The mechanical behaviour of un-reinforced masonry walls subject to quasi-static and dynamic loading is difficult to assess in practice due to a) the inherent unpredictability and variability associated with the performance of the bricks and the mortar both individually and as a composite material b) the difficulty of correctly identifying the boundary conditions and reproducing these under laboratory conditions. Recently, a more ‘basic’ retrofitting technique that involves building a second masonry panel, parallel to an existing one (i.e. collar-jointed masonry), in order to enhance the behaviour of the existing wall has been trialled in certain real structures.
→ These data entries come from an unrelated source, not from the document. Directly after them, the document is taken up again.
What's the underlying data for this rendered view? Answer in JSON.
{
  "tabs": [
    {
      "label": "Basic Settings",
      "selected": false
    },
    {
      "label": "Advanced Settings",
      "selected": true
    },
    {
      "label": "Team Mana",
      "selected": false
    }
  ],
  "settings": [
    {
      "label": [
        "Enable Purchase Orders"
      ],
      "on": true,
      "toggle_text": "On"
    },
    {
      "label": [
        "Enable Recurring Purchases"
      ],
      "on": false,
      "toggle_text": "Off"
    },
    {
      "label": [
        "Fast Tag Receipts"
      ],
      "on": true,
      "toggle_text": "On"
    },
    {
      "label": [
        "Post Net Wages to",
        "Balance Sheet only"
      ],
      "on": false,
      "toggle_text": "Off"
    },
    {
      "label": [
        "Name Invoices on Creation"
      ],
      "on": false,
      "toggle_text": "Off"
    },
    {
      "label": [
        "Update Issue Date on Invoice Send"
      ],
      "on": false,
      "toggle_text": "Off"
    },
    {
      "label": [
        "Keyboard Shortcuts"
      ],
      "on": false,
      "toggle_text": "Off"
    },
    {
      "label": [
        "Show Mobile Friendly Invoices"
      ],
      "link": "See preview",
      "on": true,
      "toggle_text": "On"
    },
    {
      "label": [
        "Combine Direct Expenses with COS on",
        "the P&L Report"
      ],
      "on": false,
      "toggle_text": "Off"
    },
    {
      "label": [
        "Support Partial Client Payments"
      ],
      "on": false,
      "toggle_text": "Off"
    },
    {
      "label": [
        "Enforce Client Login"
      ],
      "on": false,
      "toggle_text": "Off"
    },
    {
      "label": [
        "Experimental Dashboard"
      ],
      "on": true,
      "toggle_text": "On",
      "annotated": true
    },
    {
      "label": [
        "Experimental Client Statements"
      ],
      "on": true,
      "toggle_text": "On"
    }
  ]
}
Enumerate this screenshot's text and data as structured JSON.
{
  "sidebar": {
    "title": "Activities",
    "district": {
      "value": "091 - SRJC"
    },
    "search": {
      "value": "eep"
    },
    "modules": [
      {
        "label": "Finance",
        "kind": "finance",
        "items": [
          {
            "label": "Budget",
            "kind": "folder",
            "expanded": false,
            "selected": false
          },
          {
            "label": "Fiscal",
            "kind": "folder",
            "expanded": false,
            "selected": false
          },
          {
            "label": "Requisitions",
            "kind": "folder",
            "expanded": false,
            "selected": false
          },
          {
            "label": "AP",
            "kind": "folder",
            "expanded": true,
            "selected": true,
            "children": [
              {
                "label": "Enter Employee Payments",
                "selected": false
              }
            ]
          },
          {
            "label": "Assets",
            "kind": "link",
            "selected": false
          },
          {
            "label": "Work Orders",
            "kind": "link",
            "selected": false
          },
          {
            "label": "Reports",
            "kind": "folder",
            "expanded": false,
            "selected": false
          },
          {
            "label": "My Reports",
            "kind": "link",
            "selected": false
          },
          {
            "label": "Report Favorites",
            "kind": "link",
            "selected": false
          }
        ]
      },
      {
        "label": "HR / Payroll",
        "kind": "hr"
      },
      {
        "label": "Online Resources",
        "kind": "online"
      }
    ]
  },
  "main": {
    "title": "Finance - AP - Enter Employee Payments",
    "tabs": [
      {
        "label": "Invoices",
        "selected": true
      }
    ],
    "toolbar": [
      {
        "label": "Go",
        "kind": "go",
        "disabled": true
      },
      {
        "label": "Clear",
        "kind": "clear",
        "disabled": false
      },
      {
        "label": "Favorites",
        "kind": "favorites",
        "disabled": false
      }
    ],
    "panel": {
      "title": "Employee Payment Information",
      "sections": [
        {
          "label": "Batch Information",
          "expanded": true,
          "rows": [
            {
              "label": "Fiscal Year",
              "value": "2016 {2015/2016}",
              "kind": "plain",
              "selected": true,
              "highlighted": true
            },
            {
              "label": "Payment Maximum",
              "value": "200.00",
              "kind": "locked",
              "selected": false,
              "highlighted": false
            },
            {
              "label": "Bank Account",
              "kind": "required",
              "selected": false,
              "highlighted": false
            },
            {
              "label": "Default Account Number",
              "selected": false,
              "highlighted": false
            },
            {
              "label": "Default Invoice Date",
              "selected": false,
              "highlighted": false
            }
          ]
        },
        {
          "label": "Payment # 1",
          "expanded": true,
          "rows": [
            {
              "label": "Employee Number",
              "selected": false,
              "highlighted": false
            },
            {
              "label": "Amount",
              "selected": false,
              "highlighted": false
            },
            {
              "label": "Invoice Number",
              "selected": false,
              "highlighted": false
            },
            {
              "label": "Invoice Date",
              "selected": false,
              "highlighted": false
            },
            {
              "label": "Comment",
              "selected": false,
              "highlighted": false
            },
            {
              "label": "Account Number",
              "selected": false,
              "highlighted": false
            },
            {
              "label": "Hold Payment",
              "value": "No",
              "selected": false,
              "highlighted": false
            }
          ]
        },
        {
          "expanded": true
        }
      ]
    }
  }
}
The new leaf is tied to the old panel by means of the collar joint and/or by steel ties.

To assess this practical approach, tests were performed on three different arrangements, namely 1) collar joint without ties, 2) collar joint with ties and 3) ties without a collar joint; all walls were subject to quasi-static loading. The aim was to evaluate the shear capacity of the bond between the two panels, to assess the suitability of such a technique and to establish whether or not there is a need for ties in conjunction with a collar joint. This paper describes the development of a laboratory testing rig which can be used to accurately assess these criteria. Preliminary results illustrate that the test setup to represent the real life situation has been identified and gives consistent results. Also, the use of steel ties with a completely filled collar joint seems to be unnecessary.